"Shadow of the Colossus" David und die 16 Goliaths

Einsamkeit muss nicht zwangsläufig öde sein. Manchmal erzeugt sie eine tolle Atmosphäre - wie bei "Shadow of the Colossus", dem etwas anderen Action-Adventure aus Japan.

"Shadow of the Colossus" ist, und das sei vorweg gesagt, ein Game fernab breit getretener Genre-Pfade. Ein Action-Adventure, gewiss. Aber ein außergewöhnliches. Nur auf den ersten Blick wirkt der inoffizielle Nachfolger der unterschätzten Perle "Ico" wie eine sture Aneinanderreihung von Endgegnerkämpfen. Denn zwischen den Duellen mit den Titanen passiert nicht viel.

Von einem mystischen Tempel ausgehend, in dem das tote Mädel aufgebahrt wurde, reitet der namenlose Held auf seinem treuen Gaul Agro durch eine gewaltige, wenngleich verlassene Welt. Keine Menschenseele weit und breit. Entsprechend klein fällt die Zahl der Dialoge aus. Rätsel? Gibt's auch nicht. Zeitraubendes Kleinvieh? Fehlanzeige. Nebenquests? Nö. Langweilig? Keineswegs! Hier wird eindrucksvoll das Gefühl der Isolation vermittelt. Niemand kann dem jungen Kerl helfen, nur der Spieler.
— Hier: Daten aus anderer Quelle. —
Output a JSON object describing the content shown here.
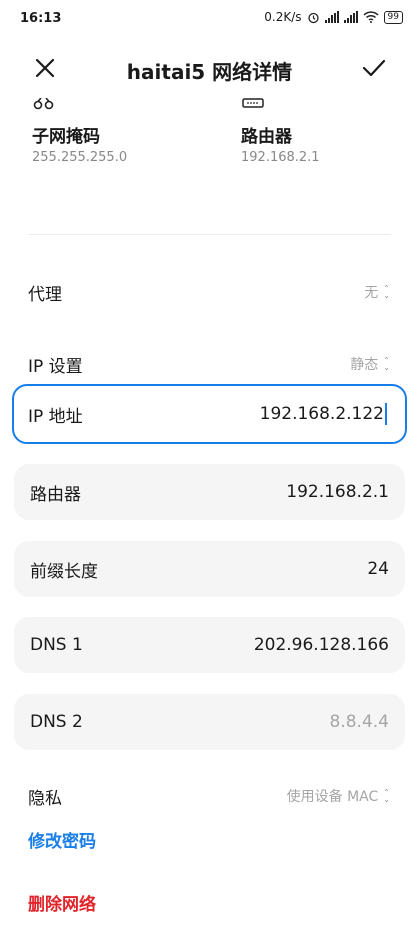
{
  "status_bar": {
    "time": "16:13",
    "speed": "0.2K/s",
    "battery": "99"
  },
  "header": {
    "title": "haitai5 网络详情"
  },
  "info": {
    "subnet_label": "子网掩码",
    "subnet_value": "255.255.255.0",
    "router_label": "路由器",
    "router_value": "192.168.2.1"
  },
  "proxy": {
    "label": "代理",
    "value": "无"
  },
  "ip_settings": {
    "label": "IP 设置",
    "value": "静态"
  },
  "fields": {
    "ip_label": "IP 地址",
    "ip_value": "192.168.2.122",
    "router_label": "路由器",
    "router_value": "192.168.2.1",
    "prefix_label": "前缀长度",
    "prefix_value": "24",
    "dns1_label": "DNS 1",
    "dns1_value": "202.96.128.166",
    "dns2_label": "DNS 2",
    "dns2_placeholder": "8.8.4.4"
  },
  "privacy": {
    "label": "隐私",
    "value": "使用设备 MAC"
  },
  "actions": {
    "modify_password": "修改密码",
    "delete_network": "删除网络"
  },
  "colors": {
    "accent": "#1a7ee8",
    "danger": "#e2232a"
  }
}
Um in den endlosen Grassteppen, verwinkelten Schluchten und düsteren Wäldern nicht den Überblick zu verlieren, besitzt der Held ein Schwert. Das ist Waffe und Navigationssystem zugleich: Reckt er es in die Sonne, weist ein Lichtstrahl grob den Weg zum nächsten Riesen ...
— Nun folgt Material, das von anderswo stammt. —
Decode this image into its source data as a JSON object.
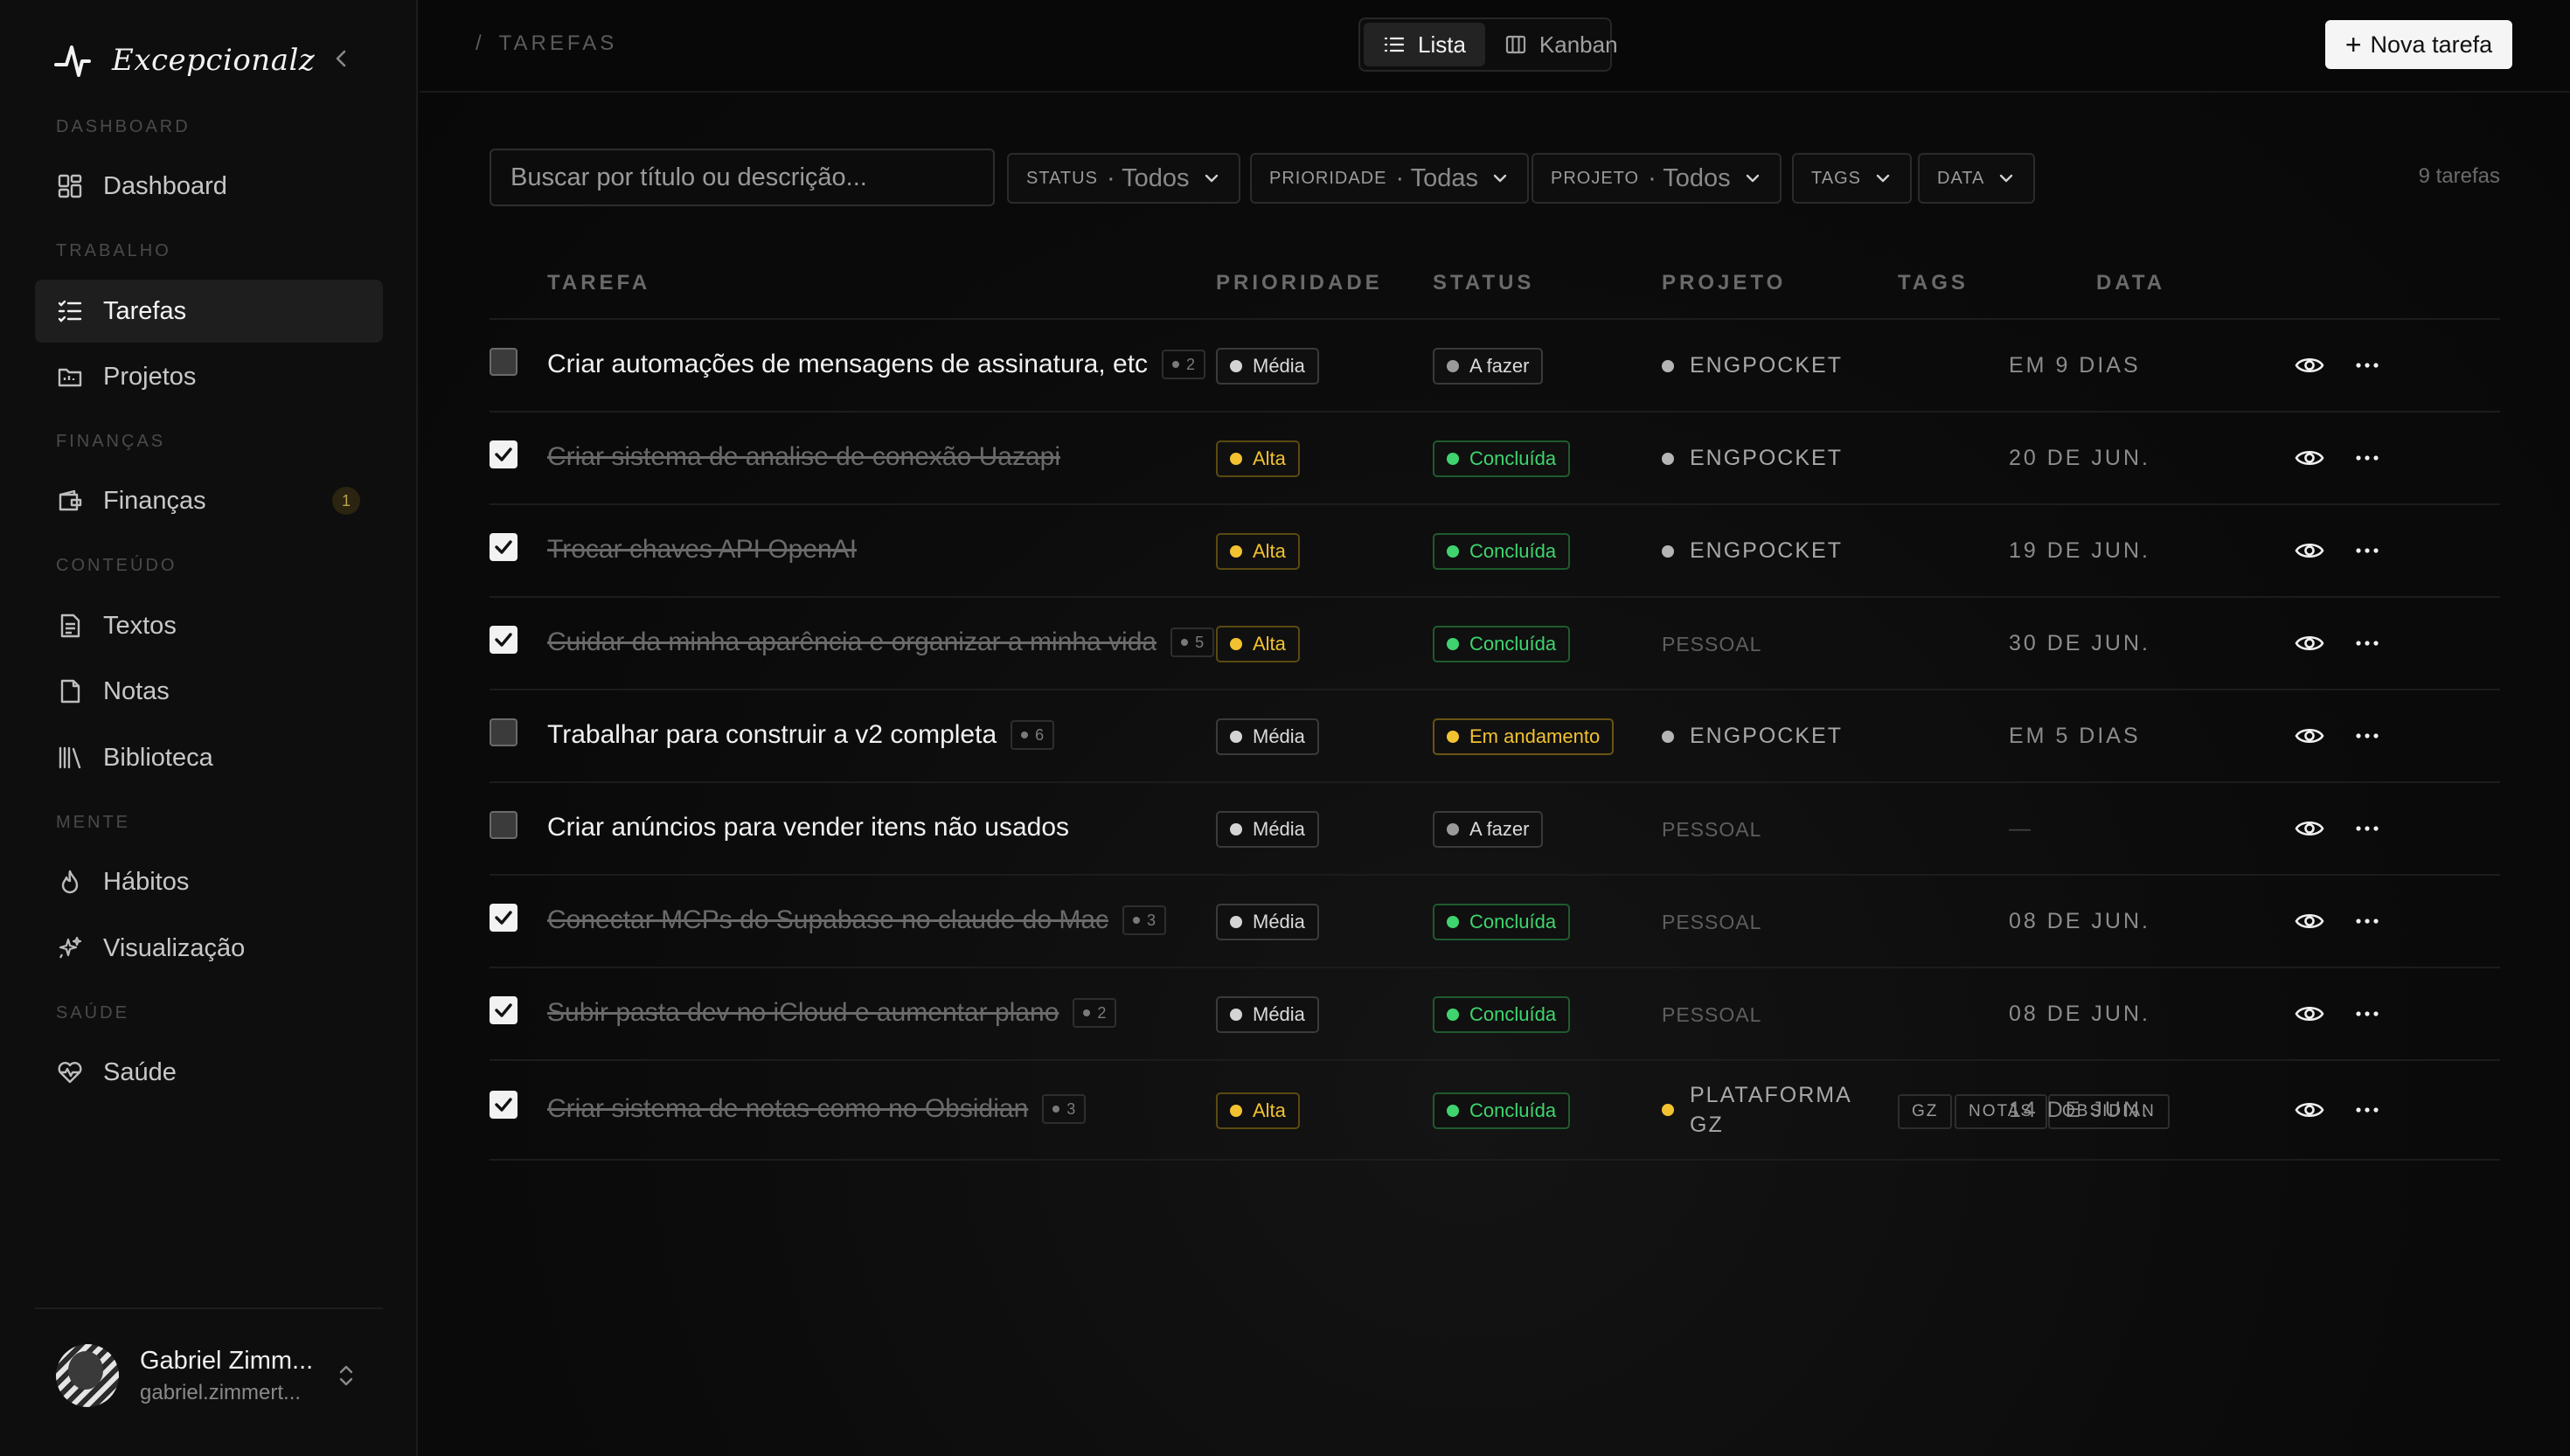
{
  "brand": {
    "name": "Excepcionalz"
  },
  "sidebar": {
    "sections": [
      {
        "label": "Dashboard"
      },
      {
        "label": "Trabalho"
      },
      {
        "label": "Finanças"
      },
      {
        "label": "Conteúdo"
      },
      {
        "label": "Mente"
      },
      {
        "label": "Saúde"
      }
    ],
    "items": [
      {
        "label": "Dashboard",
        "icon": "dashboard-icon"
      },
      {
        "label": "Tarefas",
        "icon": "tasks-icon",
        "active": true
      },
      {
        "label": "Projetos",
        "icon": "folder-icon"
      },
      {
        "label": "Finanças",
        "icon": "wallet-icon",
        "badge": "1"
      },
      {
        "label": "Textos",
        "icon": "document-icon"
      },
      {
        "label": "Notas",
        "icon": "note-icon"
      },
      {
        "label": "Biblioteca",
        "icon": "library-icon"
      },
      {
        "label": "Hábitos",
        "icon": "flame-icon"
      },
      {
        "label": "Visualização",
        "icon": "sparkles-icon"
      },
      {
        "label": "Saúde",
        "icon": "heart-pulse-icon"
      }
    ],
    "user": {
      "name": "Gabriel Zimm...",
      "email": "gabriel.zimmert..."
    }
  },
  "topbar": {
    "breadcrumb_sep": "/",
    "breadcrumb": "TAREFAS",
    "views": [
      {
        "label": "Lista",
        "active": true
      },
      {
        "label": "Kanban"
      }
    ],
    "new_task": "Nova tarefa"
  },
  "filters": {
    "search_placeholder": "Buscar por título ou descrição...",
    "status": {
      "label": "Status",
      "value": "· Todos"
    },
    "priority": {
      "label": "Prioridade",
      "value": "· Todas"
    },
    "project": {
      "label": "Projeto",
      "value": "· Todos"
    },
    "tags": {
      "label": "Tags"
    },
    "date": {
      "label": "Data"
    },
    "count": "9 tarefas"
  },
  "table": {
    "headers": {
      "task": "TAREFA",
      "priority": "PRIORIDADE",
      "status": "STATUS",
      "project": "PROJETO",
      "tags": "TAGS",
      "date": "DATA"
    },
    "rows": [
      {
        "title": "Criar automações de mensagens de assinatura, etc",
        "sub": "2",
        "done": false,
        "priority": "Média",
        "status": "A fazer",
        "project": "ENGPOCKET",
        "date": "EM 9 DIAS"
      },
      {
        "title": "Criar sistema de analise de conexão Uazapi",
        "sub": "",
        "done": true,
        "priority": "Alta",
        "status": "Concluída",
        "project": "ENGPOCKET",
        "date": "20 DE JUN."
      },
      {
        "title": "Trocar chaves API OpenAI",
        "sub": "",
        "done": true,
        "priority": "Alta",
        "status": "Concluída",
        "project": "ENGPOCKET",
        "date": "19 DE JUN."
      },
      {
        "title": "Cuidar da minha aparência e organizar a minha vida",
        "sub": "5",
        "done": true,
        "priority": "Alta",
        "status": "Concluída",
        "project": "PESSOAL",
        "date": "30 DE JUN."
      },
      {
        "title": "Trabalhar para construir a v2 completa",
        "sub": "6",
        "done": false,
        "priority": "Média",
        "status": "Em andamento",
        "project": "ENGPOCKET",
        "date": "EM 5 DIAS"
      },
      {
        "title": "Criar anúncios para vender itens não usados",
        "sub": "",
        "done": false,
        "priority": "Média",
        "status": "A fazer",
        "project": "PESSOAL",
        "date": "—"
      },
      {
        "title": "Conectar MCPs do Supabase no claude do Mac",
        "sub": "3",
        "done": true,
        "priority": "Média",
        "status": "Concluída",
        "project": "PESSOAL",
        "date": "08 DE JUN."
      },
      {
        "title": "Subir pasta dev no iCloud e aumentar plano",
        "sub": "2",
        "done": true,
        "priority": "Média",
        "status": "Concluída",
        "project": "PESSOAL",
        "date": "08 DE JUN."
      },
      {
        "title": "Criar sistema de notas como no Obsidian",
        "sub": "3",
        "done": true,
        "priority": "Alta",
        "status": "Concluída",
        "project_line1": "PLATAFORMA",
        "project_line2": "GZ",
        "tags": [
          "GZ",
          "NOTAS",
          "OBSIDIAN"
        ],
        "date": "14 DE JUN."
      }
    ]
  },
  "colors": {
    "accent_yellow": "#f2c230",
    "done_green": "#3fd46e",
    "background": "#0a0a0a"
  }
}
Wurde einer entdeckt, ist's vorbei mit der Ruhe. Dafür nimmt die Ratlosigkeit zu: Wie, bitte schön, soll man einen 50 Meter hohen Steinkoloss besiegen? Mit Pfeil und Bogen wohl kaum. Klare Sache: Indem man ihn besteigt - und seine wunden Punkte so lange mit dem Schwert malträtiert, bis er das Zeitliche gesegnet. Ehe der Spieler aber auch nur in die Nähe der Schwachstellen gelangt, ist viel Fantasie, Cleverness und Ausdauer gefragt. Doch genau darin liegt der Reiz des Games: Wie lassen sich die Kreaturen - von ebenso mächtigen wie skurrilen Vögeln über haushohe Minotauren bis hin zum monumentalen Keulenschwinger - knacken? Während die ersten noch relativ leicht zu durchschauen sind, beißt man sich später die Zähne aus ...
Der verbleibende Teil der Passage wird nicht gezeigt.